Zack kembali melihat bukunya, tapi ada sedikit senyum kecil yang hampir tak terlihat di wajahnya. "Ceria, ribut, dan tidak bisa diam."
Elly mengerucutkan bibirnya, berpura-pura tersinggung. “Jadi, maksudmu aku berisik?”
"Faktanya memang begitu," jawab Zack santai.
Elly tertawa kecil, lalu menyandarkan dagunya ke telapak tangannya. “Tapi kamu tetap mendengarkanku.”
Zack tidak membalas, tetapi ia juga tidak menyangkal.
Beberapa detik berlalu dalam keheningan yang nyaman. Angin berhembus lembut, menggoyangkan dedaunan di sekitar mereka.
Elly melirik Zack dari samping, lalu tiba-tiba berkata, “Zack, aku punya tantangan buat kamu.”
Zack menghela napas. "Apa lagi?"
“Selama satu hari, kamu harus tersenyum setidaknya tiga kali!" ujar Elly penuh semangat.
Zack menatapnya dengan ekspresi datar. “Tidak tertarik.”
Elly cemberut. “Ayolah! Kamu kan jarang senyum. Aku ingin lihat.”
Zack kembali fokus ke bukunya. "Tidak ada gunanya."
Elly menyipitkan mata, lalu mendekat sedikit. "Kalau kamu berhasil, aku akan melakukan satu permintaanmu. Apa saja!"
Zack menutup bukunya lagi, kali ini menatap Elly lebih lama. "Apa saja?"
Elly mengangguk mantap. "Iya! Tentu saja, yang masuk akal."

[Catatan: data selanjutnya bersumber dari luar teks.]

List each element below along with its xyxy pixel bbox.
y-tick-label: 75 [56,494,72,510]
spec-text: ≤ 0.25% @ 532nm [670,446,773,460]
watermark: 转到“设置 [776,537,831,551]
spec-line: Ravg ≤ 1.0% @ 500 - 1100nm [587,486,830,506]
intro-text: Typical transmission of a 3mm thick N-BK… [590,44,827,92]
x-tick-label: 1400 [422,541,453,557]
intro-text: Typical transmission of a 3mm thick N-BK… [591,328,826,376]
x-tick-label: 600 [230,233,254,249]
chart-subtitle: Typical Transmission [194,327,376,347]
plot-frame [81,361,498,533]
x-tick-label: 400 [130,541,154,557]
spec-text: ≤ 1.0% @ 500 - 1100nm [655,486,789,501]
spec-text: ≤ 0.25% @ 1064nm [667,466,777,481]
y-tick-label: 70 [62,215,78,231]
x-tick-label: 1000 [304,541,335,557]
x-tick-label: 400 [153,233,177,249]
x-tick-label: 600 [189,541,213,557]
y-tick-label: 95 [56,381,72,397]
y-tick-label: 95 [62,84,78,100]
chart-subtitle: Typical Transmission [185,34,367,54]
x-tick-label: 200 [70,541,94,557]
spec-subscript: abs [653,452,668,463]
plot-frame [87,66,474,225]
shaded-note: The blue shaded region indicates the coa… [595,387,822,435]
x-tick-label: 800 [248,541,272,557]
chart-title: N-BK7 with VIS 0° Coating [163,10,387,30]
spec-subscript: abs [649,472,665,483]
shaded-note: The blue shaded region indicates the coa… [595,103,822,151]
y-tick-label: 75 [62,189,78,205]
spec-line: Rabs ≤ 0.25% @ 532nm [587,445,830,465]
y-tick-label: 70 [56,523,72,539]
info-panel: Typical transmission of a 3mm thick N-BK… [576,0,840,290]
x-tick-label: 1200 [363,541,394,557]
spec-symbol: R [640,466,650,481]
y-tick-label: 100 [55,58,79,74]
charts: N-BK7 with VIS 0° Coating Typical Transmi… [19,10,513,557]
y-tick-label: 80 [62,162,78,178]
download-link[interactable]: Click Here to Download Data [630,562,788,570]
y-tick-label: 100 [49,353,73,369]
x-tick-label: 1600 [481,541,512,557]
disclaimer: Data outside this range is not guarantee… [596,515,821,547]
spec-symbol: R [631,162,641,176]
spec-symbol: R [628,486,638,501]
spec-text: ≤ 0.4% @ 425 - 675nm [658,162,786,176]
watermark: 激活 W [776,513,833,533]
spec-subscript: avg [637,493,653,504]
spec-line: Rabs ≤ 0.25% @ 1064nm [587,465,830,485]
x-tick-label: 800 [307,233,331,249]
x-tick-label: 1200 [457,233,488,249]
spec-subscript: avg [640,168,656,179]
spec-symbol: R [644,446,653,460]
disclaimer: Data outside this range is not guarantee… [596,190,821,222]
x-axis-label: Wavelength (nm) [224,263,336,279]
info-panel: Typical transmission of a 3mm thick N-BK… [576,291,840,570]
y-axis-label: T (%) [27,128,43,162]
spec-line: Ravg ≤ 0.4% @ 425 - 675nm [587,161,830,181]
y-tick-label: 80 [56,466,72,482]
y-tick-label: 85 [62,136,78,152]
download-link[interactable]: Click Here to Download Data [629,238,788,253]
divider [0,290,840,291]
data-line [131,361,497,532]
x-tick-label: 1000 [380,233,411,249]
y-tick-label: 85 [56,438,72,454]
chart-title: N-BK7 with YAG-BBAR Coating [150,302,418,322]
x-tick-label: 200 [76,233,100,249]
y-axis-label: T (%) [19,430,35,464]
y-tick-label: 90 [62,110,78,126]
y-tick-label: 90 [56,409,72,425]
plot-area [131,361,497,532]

Zack berpikir sejenak. Lalu, dengan nada datar, ia berkata, “Baiklah. Tapi kalau aku menang, kamu tidak boleh bicara selama sehari penuh.”
Mata Elly membulat. “Apa?! Itu tidak adil!”
"Justru itu tantangannya," balas Zack santai.
Elly menggembungkan pipinya, lalu akhirnya menyerah. "Oke, oke! Tapi aku yakin aku yang akan menang.”
Zack hanya mengangkat bahu dan kembali membaca. Namun, entah bagaimana, ia merasa hari itu sedikit lebih hangat dari biasanya.
Hari Tantangan Dimulai
Keesokan paginya, Elly datang ke kelas dengan semangat membara. Ia sudah menyusun berbagai strategi untuk membuat Zack tersenyum.
Saat Zack masuk kelas dan duduk di bangkunya, Elly langsung mendekatinya.
“Zack, pagi! Ingat tantangan kita?”
Zack hanya mengangguk tanpa berkata apa-apa.
Elly menyengir. “Baiklah, bersiaplah karena aku akan menang.”
Sejak saat itu, Elly mencoba segala cara untuk membuat Zack tersenyum.
Pertama, ia menunjukkan gambar meme konyol di ponselnya. Zack hanya melirik sekilas dan kembali menatap bukunya.
Kedua, ia menceritakan lelucon yang ia dengar dari teman-temannya. Zack hanya mendengus pelan.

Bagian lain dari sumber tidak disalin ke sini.